Когда мы туда пришли, с формальностями уже, считайте, покончили. На помосте стояли индеец и два белых, руки за спиной связаны, а над головами болтаются три петли. На всех новые синие штаны и фланелевые рубашки, застегнуты под горло. Палачом был худой бородатый дядька, его звали Джордж Мейлдон. [13]У него на поясе висели два длинных пистолета. Он был из янки, говорили, что ни в какую не повесит человека, если он состоит в ВАР. [14]Исполнитель зачитал приговоры, но голос у него был тихий, и мы ничего не разобрали. Протолкнулись поближе.

С каждым приговоренным минутку побеседовал человек с Библией. Я поняла — проповедник. Потом он запел «О благодать, твой сладок звук», [15]и в толпе стали подтягивать. Затем Мейлдон накинул троице петли на шеи и затянул узлы как надо. Подошел по очереди к каждому с черным мешком и спросил, не хочет ли человек что сказать напоследок.

Первым стоял белый — он, похоже, приуныл от всего этого, но не сильно расстроился, как можно было б ожидать от человека в таком отчаянном положении. Он сказал:

— Ну что — я не того укокошил, и вот почему я тут. Убил бы, кого собирался, меня б, глядишь, и не приговорили. Вон в толпе люди и похуже.

Дальше был индеец, и он сказал так:

— Я готов. Я покаялся в своих грехах и скоро буду на небесах с Иисусом, моим спасителем. А теперь я должен умереть, как мужчина.

Вы, как и я, вероятно, думаете, что все индейцы язычники. Но я вам так скажу: вспомните вора на кресте. Его же так и не крестил никто, и катехизиса он не слышал, однако Христос и ему пообещал местечко на небе.

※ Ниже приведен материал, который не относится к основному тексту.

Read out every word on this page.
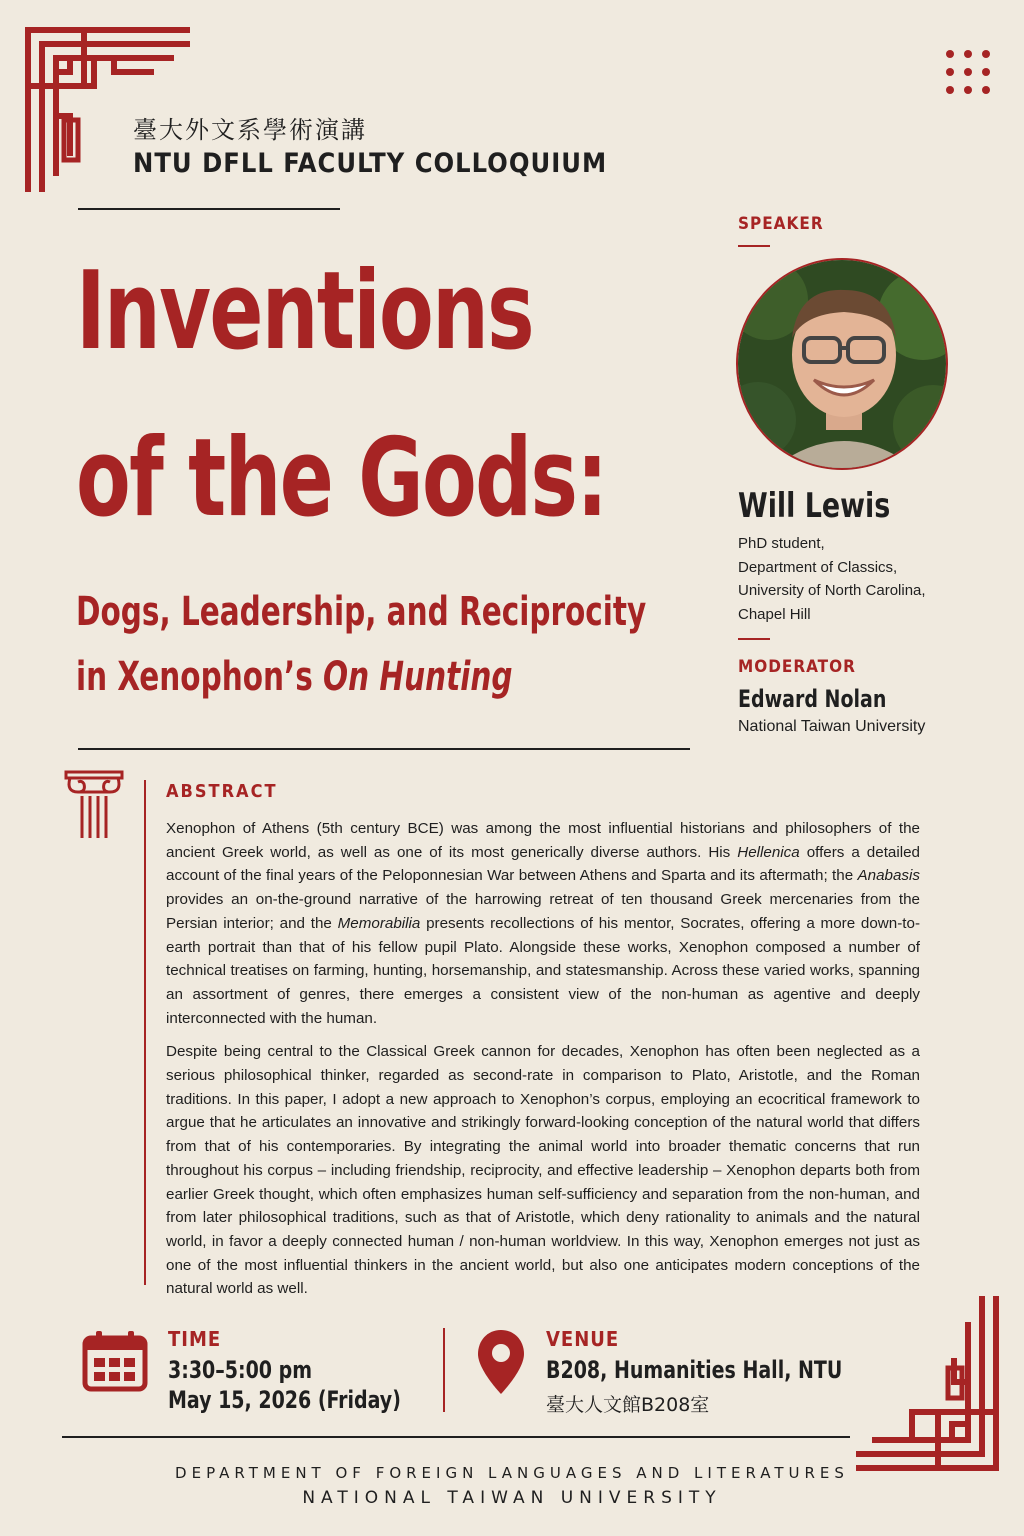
臺大外文系學術演講
NTU DFLL FACULTY COLLOQUIUM
Inventions
of the Gods:
Dogs, Leadership, and Reciprocity
in Xenophon’s On Hunting
SPEAKER
Will Lewis
PhD student,
Department of Classics,
University of North Carolina,
Chapel Hill
MODERATOR
Edward Nolan
National Taiwan University
ABSTRACT

Xenophon of Athens (5th century BCE) was among the most influential historians and philosophers of the ancient Greek world, as well as one of its most generically diverse authors. His Hellenica offers a detailed account of the final years of the Peloponnesian War between Athens and Sparta and its aftermath; the Anabasis provides an on-the-ground narrative of the harrowing retreat of ten thousand Greek mercenaries from the Persian interior; and the Memorabilia presents recollections of his mentor, Socrates, offering a more down-to-earth portrait than that of his fellow pupil Plato. Alongside these works, Xenophon composed a number of technical treatises on farming, hunting, horsemanship, and statesmanship. Across these varied works, spanning an assortment of genres, there emerges a consistent view of the non-human as agentive and deeply interconnected with the human.

Despite being central to the Classical Greek cannon for decades, Xenophon has often been neglected as a serious philosophical thinker, regarded as second-rate in comparison to Plato, Aristotle, and the Roman traditions. In this paper, I adopt a new approach to Xenophon’s corpus, employing an ecocritical framework to argue that he articulates an innovative and strikingly forward-looking conception of the natural world that differs from that of his contemporaries. By integrating the animal world into broader thematic concerns that run throughout his corpus – including friendship, reciprocity, and effective leadership – Xenophon departs both from earlier Greek thought, which often emphasizes human self-sufficiency and separation from the non-human, and from later philosophical traditions, such as that of Aristotle, which deny rationality to animals and the natural world, in favor a deeply connected human / non-human worldview. In this way, Xenophon emerges not just as one of the most influential thinkers in the ancient world, but also one anticipates modern conceptions of the natural world as well.

TIME
3:30–5:00 pm
May 15, 2026 (Friday)
VENUE
B208, Humanities Hall, NTU
臺大人文館B208室
DEPARTMENT OF FOREIGN LANGUAGES AND LITERATURES
NATIONAL TAIWAN UNIVERSITY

А последний маленькую речь приготовил. Видно было — выучил наизусть. У него были длинные желтые волосы, да и постарше остальных, лет тридцати. Он сказал:

— Дамы и господа, последние мысли мои — о жене и двух сынишках, они далеко отсюда, на реке Симаррон. Я не знаю, что с ними станется. Надеюсь и молюсь, что люди их не станут забижать, не затащат в дурную компанию через тот позор, что я навлек на их головы. Видите, чем я стал, — а все от пьянства. Убил своего лучшего друга в ссоре, из-за пустяка — ножа карманного. Пьяный был, а на его месте мог бы легко оказаться и мой брат. Если бы в детстве меня хорошо образовали, я сейчас был бы не тут, а с моей семьей, и с соседями жил бы в мире. Надеюсь и молюсь, что все вы тут, коли у вас есть дети, будете их воспитывать как должно. Спасибо за внимание. Прощайте все.